The Customer Approach Starts with Acceptance

A strept throat infection threatened to take me down this past week. In fact, it did as I was forced to rest, and really all I could muster was writing. Now that doesn't sound so bad, to be so ill that all I can do is write! Imagine! What a treat! My voice has been seriously compromised by the strept infection and I sound more than a little hoarse, but nevertheless, I dragged myself to my first class with a new group at College de Rosemont late this week after having to cancel the first one on Tuesday. It truly energizes me to meet new students and embark with them on their learning journey. I am always awed at the way adult learners rise to the challenge, and I absolutely love facilitating their learning and growing through change! 

The course is The Customer Approach. This course is experiential and helps students learn strategies about how humans relate for the benefit and profit of an organization. While discussing the issue of corporate culture and the values a company displays, one group provided a key teachable moment. The word "tolerance" appeared in the list of desirable company values on their large group brainstorming sheet. I told them that I dislike the word "tolerance" and could they imagine why? Someone then defined tolerance as the act of tolerating or putting up with something or someone. Yes! It strikes me that the word "tolerance" finds its way into too many political speeches. The word is thrown around like some badge of honor, when in fact, tolerance is a dishonorable way to approach how we relate to others, especially to those whom we view as different from ourselves. So I then asked my learners what word aptly replaces "tolerance." We finally arrived at the word "acceptance." Yes! I was doing the stir dance in my mind. You see, my group is not a homogeneous group of adult learners, but rather, its participants represent the many colors of the globe: Haiti, Algeria, Colombia, Morocco, to name a few. It makes me wonder if it isn't our prime ministers and presidents who really need to attend a lesson in the differences between "tolerance" and "acceptance."

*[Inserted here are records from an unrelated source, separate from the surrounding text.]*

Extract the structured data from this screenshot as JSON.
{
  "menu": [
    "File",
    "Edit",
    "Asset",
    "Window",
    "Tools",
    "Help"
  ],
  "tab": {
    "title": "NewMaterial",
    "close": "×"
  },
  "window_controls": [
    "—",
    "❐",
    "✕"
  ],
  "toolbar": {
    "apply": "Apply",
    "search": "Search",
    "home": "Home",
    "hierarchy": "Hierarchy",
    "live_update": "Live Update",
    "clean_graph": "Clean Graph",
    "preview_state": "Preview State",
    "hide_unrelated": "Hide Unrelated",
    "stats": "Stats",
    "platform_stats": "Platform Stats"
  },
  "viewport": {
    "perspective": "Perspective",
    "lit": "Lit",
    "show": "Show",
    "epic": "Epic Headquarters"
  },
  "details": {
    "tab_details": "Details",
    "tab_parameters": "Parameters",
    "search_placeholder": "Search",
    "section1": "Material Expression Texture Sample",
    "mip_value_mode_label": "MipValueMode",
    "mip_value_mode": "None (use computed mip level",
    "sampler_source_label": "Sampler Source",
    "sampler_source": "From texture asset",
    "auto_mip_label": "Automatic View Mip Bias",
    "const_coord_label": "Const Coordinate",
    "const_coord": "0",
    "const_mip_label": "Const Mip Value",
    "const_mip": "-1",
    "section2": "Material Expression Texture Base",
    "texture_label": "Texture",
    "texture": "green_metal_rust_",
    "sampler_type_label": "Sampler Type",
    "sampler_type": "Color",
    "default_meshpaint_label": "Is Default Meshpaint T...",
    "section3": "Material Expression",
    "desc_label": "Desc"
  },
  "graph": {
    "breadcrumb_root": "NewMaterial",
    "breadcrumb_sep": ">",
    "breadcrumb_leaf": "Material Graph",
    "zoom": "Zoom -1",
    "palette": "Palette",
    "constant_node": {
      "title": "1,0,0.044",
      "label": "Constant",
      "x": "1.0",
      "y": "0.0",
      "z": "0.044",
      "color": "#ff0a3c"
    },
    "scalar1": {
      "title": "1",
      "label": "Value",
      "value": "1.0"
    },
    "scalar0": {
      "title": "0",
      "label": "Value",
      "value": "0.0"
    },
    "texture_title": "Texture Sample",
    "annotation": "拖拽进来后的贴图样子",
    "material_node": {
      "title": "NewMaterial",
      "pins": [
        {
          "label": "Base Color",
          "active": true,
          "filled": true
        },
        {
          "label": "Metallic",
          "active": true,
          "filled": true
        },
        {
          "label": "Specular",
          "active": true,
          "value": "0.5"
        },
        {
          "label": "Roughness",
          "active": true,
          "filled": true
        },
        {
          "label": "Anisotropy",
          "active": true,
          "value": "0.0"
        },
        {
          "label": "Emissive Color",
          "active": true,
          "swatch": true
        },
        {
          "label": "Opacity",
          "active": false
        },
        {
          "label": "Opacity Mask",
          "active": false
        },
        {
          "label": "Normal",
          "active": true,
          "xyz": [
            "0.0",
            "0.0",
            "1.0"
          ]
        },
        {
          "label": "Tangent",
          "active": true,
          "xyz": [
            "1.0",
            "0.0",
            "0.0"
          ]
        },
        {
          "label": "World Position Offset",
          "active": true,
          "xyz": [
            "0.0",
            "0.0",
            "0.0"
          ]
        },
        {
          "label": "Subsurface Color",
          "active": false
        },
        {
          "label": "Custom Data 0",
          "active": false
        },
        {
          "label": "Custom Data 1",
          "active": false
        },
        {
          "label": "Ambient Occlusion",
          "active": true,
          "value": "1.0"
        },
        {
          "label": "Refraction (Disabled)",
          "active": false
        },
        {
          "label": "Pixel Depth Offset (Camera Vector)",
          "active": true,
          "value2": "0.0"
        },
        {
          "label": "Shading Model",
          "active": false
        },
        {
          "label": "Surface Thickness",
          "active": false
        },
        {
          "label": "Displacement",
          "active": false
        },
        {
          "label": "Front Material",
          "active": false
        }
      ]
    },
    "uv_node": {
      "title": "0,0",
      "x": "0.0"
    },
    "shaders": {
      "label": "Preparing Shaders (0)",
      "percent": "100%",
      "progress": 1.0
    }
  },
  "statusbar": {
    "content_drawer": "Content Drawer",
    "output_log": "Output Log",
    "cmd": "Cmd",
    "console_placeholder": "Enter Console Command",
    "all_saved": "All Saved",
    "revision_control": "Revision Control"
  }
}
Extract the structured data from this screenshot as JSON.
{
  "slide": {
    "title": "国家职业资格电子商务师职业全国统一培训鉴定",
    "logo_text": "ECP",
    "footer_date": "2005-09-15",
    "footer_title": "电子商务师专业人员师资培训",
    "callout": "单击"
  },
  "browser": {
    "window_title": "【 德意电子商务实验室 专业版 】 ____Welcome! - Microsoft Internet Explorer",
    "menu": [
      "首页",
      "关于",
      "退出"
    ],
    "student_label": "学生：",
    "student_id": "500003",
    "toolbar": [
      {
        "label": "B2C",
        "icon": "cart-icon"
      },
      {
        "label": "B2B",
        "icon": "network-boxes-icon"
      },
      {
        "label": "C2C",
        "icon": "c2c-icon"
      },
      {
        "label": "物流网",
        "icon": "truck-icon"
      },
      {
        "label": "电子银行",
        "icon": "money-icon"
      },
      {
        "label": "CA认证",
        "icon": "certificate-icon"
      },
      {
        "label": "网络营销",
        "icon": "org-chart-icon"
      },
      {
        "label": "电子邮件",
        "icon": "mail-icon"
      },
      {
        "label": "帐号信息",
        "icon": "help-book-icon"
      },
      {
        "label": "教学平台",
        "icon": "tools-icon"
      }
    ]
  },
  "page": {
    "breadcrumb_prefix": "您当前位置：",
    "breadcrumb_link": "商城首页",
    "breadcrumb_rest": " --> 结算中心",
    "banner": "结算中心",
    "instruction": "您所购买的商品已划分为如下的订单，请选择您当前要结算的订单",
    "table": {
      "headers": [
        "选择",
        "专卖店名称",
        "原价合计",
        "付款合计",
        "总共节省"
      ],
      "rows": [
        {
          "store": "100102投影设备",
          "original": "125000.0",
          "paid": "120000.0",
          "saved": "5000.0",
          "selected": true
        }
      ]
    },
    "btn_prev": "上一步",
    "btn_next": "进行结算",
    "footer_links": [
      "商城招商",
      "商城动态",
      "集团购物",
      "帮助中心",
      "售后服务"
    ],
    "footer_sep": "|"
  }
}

The most gratifying moment came after our second class together just this morning when I did a spot evaluation of how my learners like the course so far and what they don't like about the course. They like the course and they don't like my voice! Or the one I barely have. So I was instructed by them to rest and get better this weekend. Thank you, Group 38271--I really enjoyed our first two classes together and look forward to working with all of you!